Acordou às seis da manhã com a dor a querer sair pela boca. Convulsa agitando o corpo, tosse do mais profundo de si. Nos pulmões uma emoção presa que gritava de sufoco. Na boca, uma náusea a sangue. E ninguém o sabia melhor que ela: ia morrer. O verbo que para todos estava no futuro, para ela era presente e até imperativo. Conjugado numa só pessoa, eu. Tu e ele num só adormeceram o choro na almofada, o único outro que convivia com a doença. Nós não existia, porque esse outro assistia, não acordava pela madrugada a cuspir sangue. Vós e eles tinham olhos estúpidos de pena e palavras hipócritas a que ela preferia fechar a porta (na cara). Estava sozinha.

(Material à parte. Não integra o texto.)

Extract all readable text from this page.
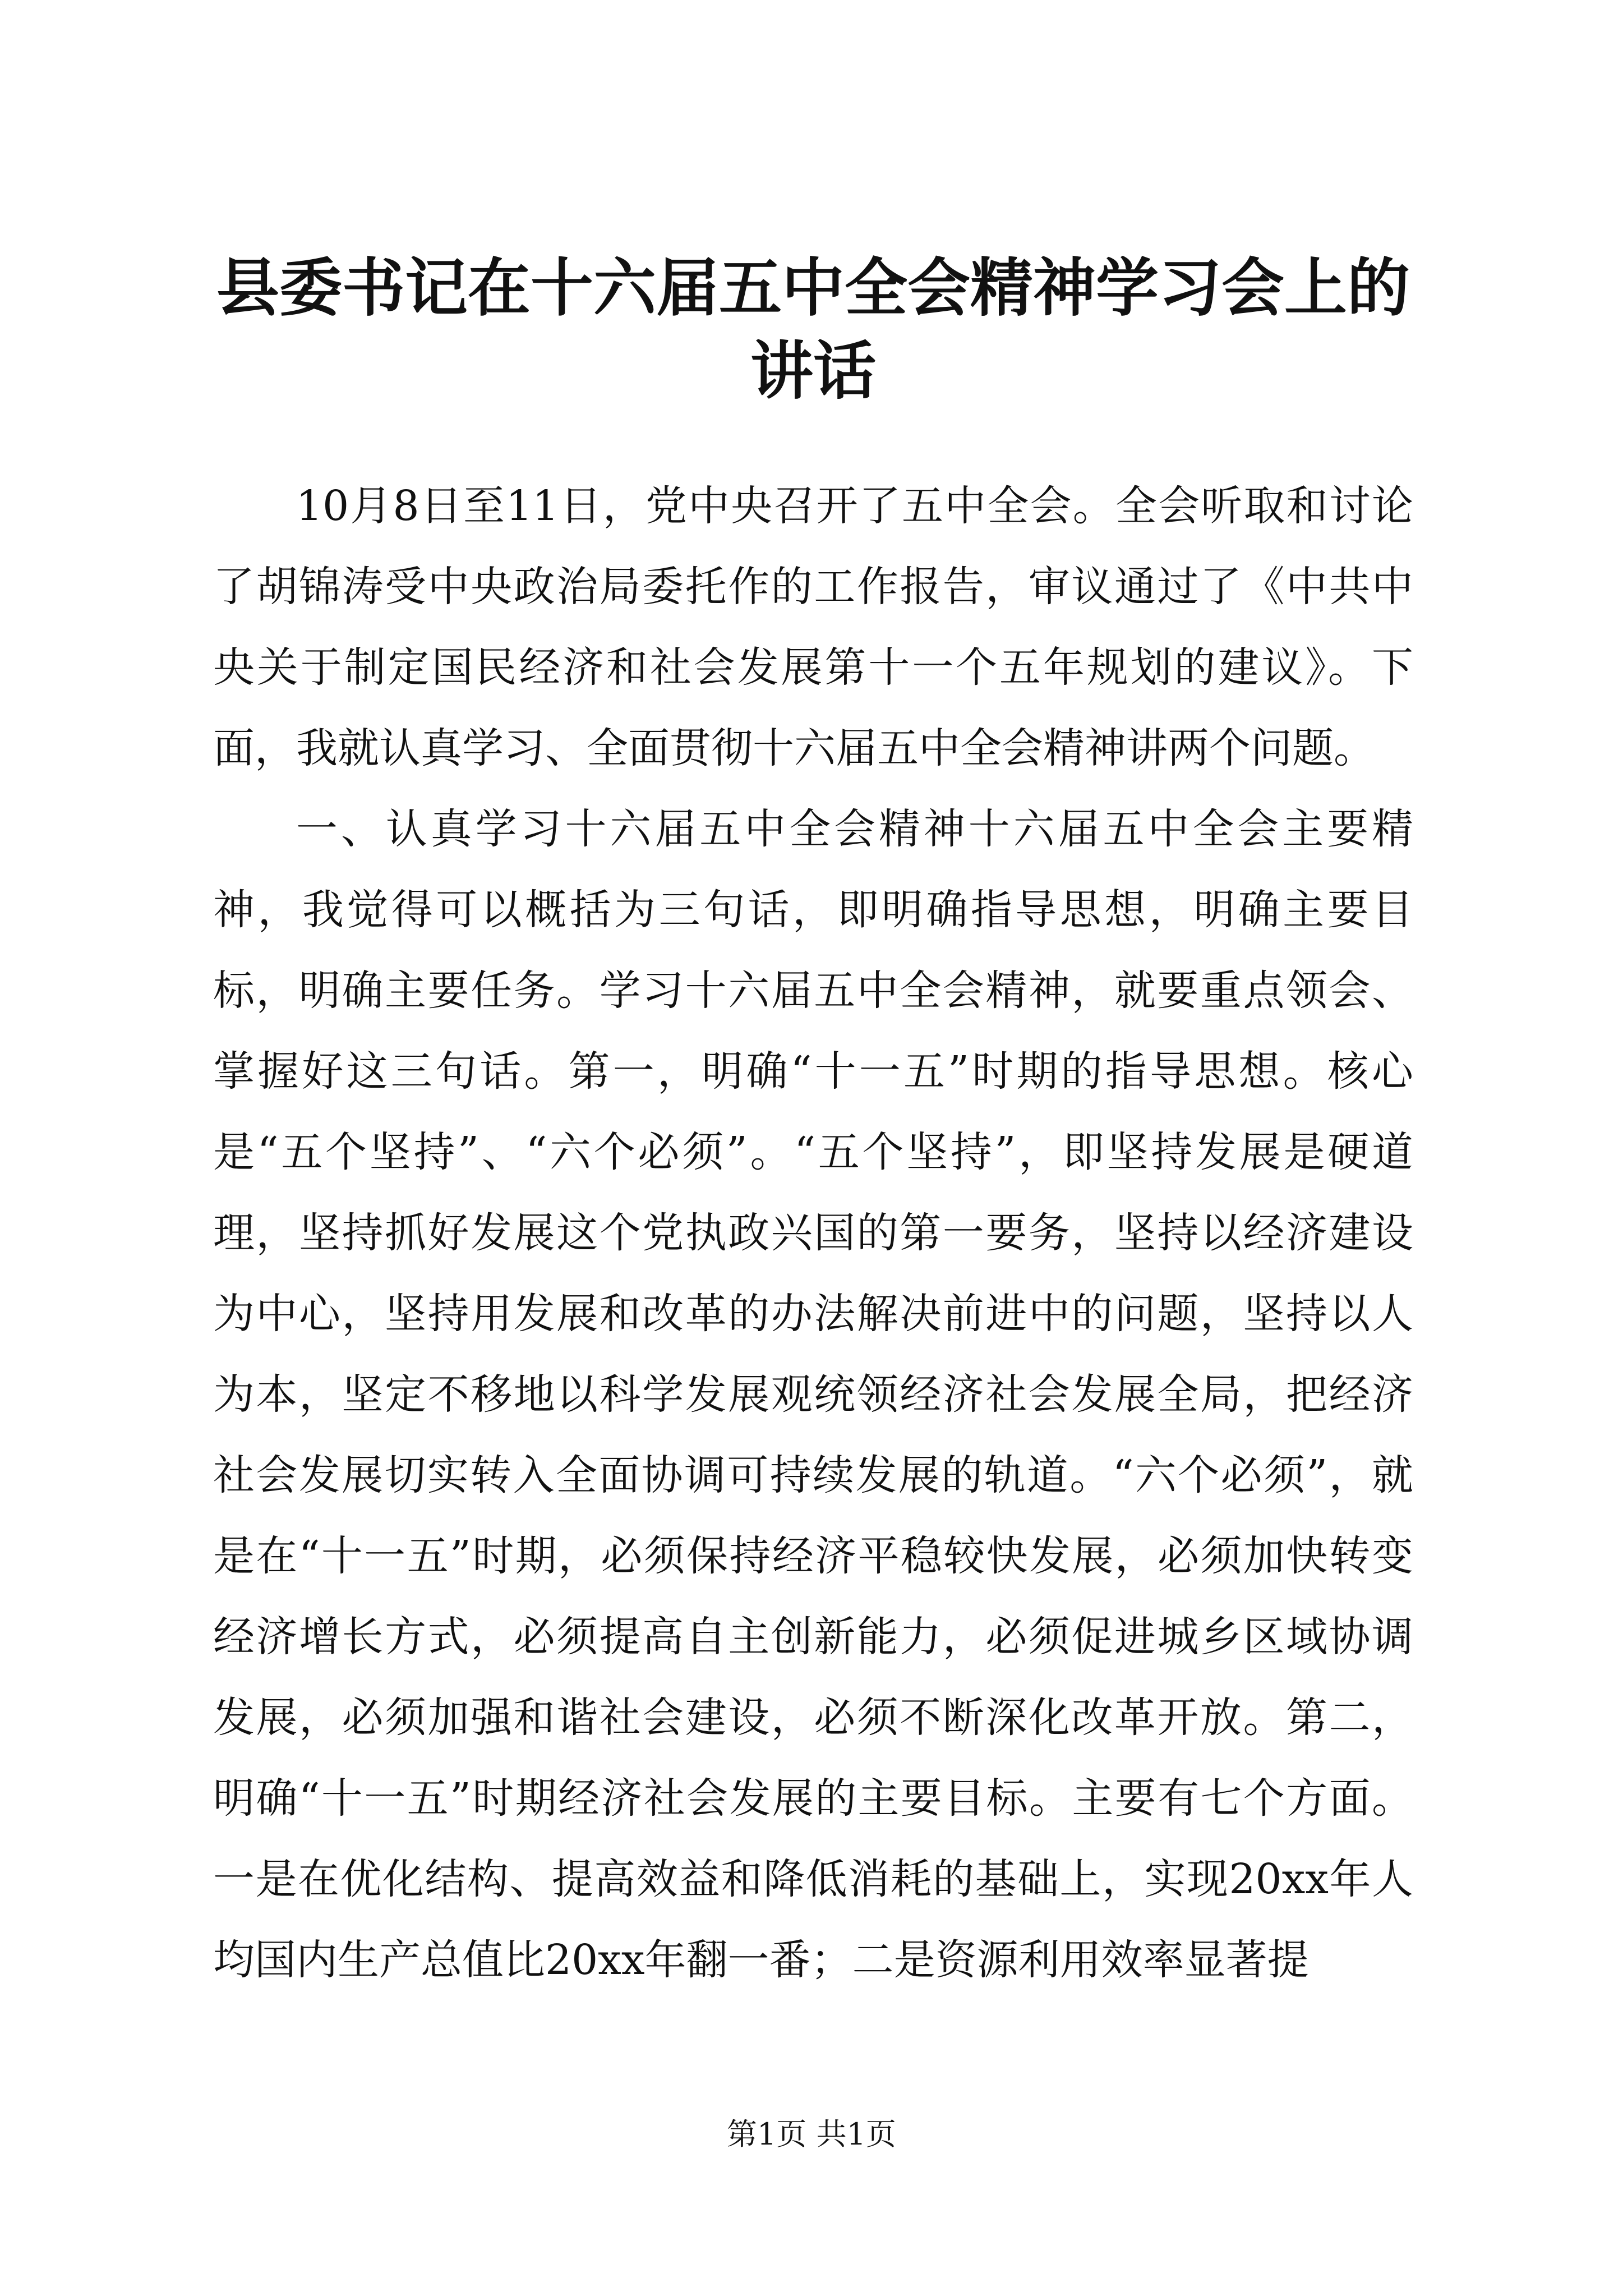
县委书记在十六届五中全会精神学习会上的讲话

10月8日至11日，党中央召开了五中全会。全会听取和讨论了胡锦涛受中央政治局委托作的工作报告，审议通过了《中共中央关于制定国民经济和社会发展第十一个五年规划的建议》。下面，我就认真学习、全面贯彻十六届五中全会精神讲两个问题。

一、认真学习十六届五中全会精神十六届五中全会主要精神，我觉得可以概括为三句话，即明确指导思想，明确主要目标，明确主要任务。学习十六届五中全会精神，就要重点领会、掌握好这三句话。第一，明确“十一五”时期的指导思想。核心是“五个坚持”、“六个必须”。“五个坚持”，即坚持发展是硬道理，坚持抓好发展这个党执政兴国的第一要务，坚持以经济建设为中心，坚持用发展和改革的办法解决前进中的问题，坚持以人为本，坚定不移地以科学发展观统领经济社会发展全局，把经济社会发展切实转入全面协调可持续发展的轨道。“六个必须”，就是在“十一五”时期，必须保持经济平稳较快发展，必须加快转变经济增长方式，必须提高自主创新能力，必须促进城乡区域协调发展，必须加强和谐社会建设，必须不断深化改革开放。第二，明确“十一五”时期经济社会发展的主要目标。主要有七个方面。一是在优化结构、提高效益和降低消耗的基础上，实现20xx年人均国内生产总值比20xx年翻一番；二是资源利用效率显著提

第1页 共1页
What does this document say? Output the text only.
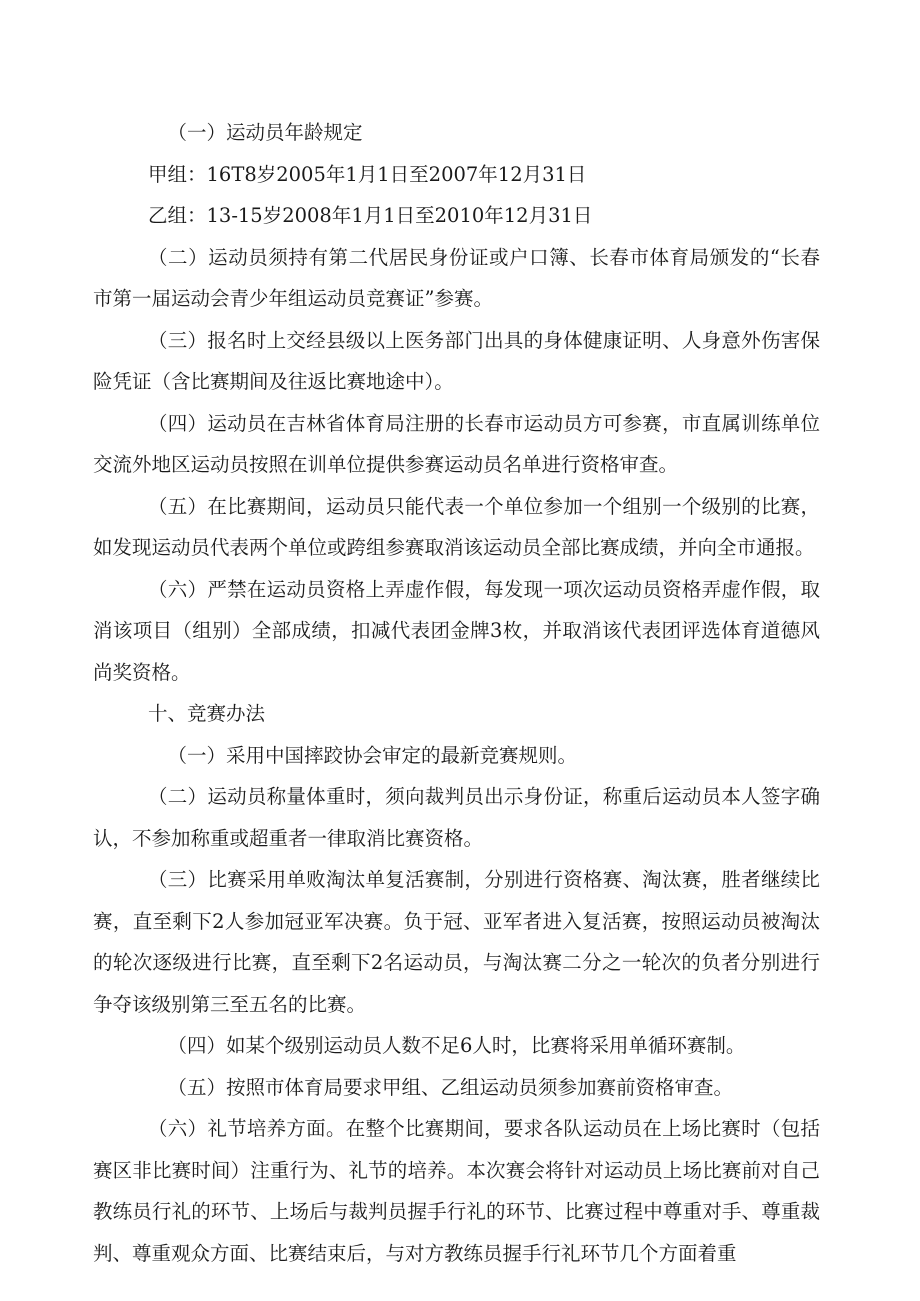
（一）运动员年龄规定

甲组：16T8岁2005年1月1日至2007年12月31日

乙组：13-15岁2008年1月1日至2010年12月31日

（二）运动员须持有第二代居民身份证或户口簿、长春市体育局颁发的“长春市第一届运动会青少年组运动员竞赛证”参赛。

（三）报名时上交经县级以上医务部门出具的身体健康证明、人身意外伤害保险凭证（含比赛期间及往返比赛地途中）。

（四）运动员在吉林省体育局注册的长春市运动员方可参赛，市直属训练单位交流外地区运动员按照在训单位提供参赛运动员名单进行资格审查。

（五）在比赛期间，运动员只能代表一个单位参加一个组别一个级别的比赛，如发现运动员代表两个单位或跨组参赛取消该运动员全部比赛成绩，并向全市通报。

（六）严禁在运动员资格上弄虚作假，每发现一项次运动员资格弄虚作假，取消该项目（组别）全部成绩，扣减代表团金牌3枚，并取消该代表团评选体育道德风尚奖资格。

十、竞赛办法

（一）采用中国摔跤协会审定的最新竞赛规则。

（二）运动员称量体重时，须向裁判员出示身份证，称重后运动员本人签字确认，不参加称重或超重者一律取消比赛资格。

（三）比赛采用单败淘汰单复活赛制，分别进行资格赛、淘汰赛，胜者继续比赛，直至剩下2人参加冠亚军决赛。负于冠、亚军者进入复活赛，按照运动员被淘汰的轮次逐级进行比赛，直至剩下2名运动员，与淘汰赛二分之一轮次的负者分别进行争夺该级别第三至五名的比赛。

（四）如某个级别运动员人数不足6人时，比赛将采用单循环赛制。

（五）按照市体育局要求甲组、乙组运动员须参加赛前资格审查。

（六）礼节培养方面。在整个比赛期间，要求各队运动员在上场比赛时（包括赛区非比赛时间）注重行为、礼节的培养。本次赛会将针对运动员上场比赛前对自己教练员行礼的环节、上场后与裁判员握手行礼的环节、比赛过程中尊重对手、尊重裁判、尊重观众方面、比赛结束后，与对方教练员握手行礼环节几个方面着重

Certezas dos outros, ir ao cinema, dormir para trabalhar no dia seguinte, viagens e festas, eram nela a caneta nervosa na mão, a morte a bailar na agenda como a incerteza de cada dia na certeza do seu fim. Antes que outro alguém marcasse o seu único compromisso, escreveu à sorte num dos cinzentos dias no seu quinto mês de doença: morri.

Comentários

Marta disse…
"a morte a bailar na agenda como a incerteza de cada dia na certeza do seu fim"

arrepiante....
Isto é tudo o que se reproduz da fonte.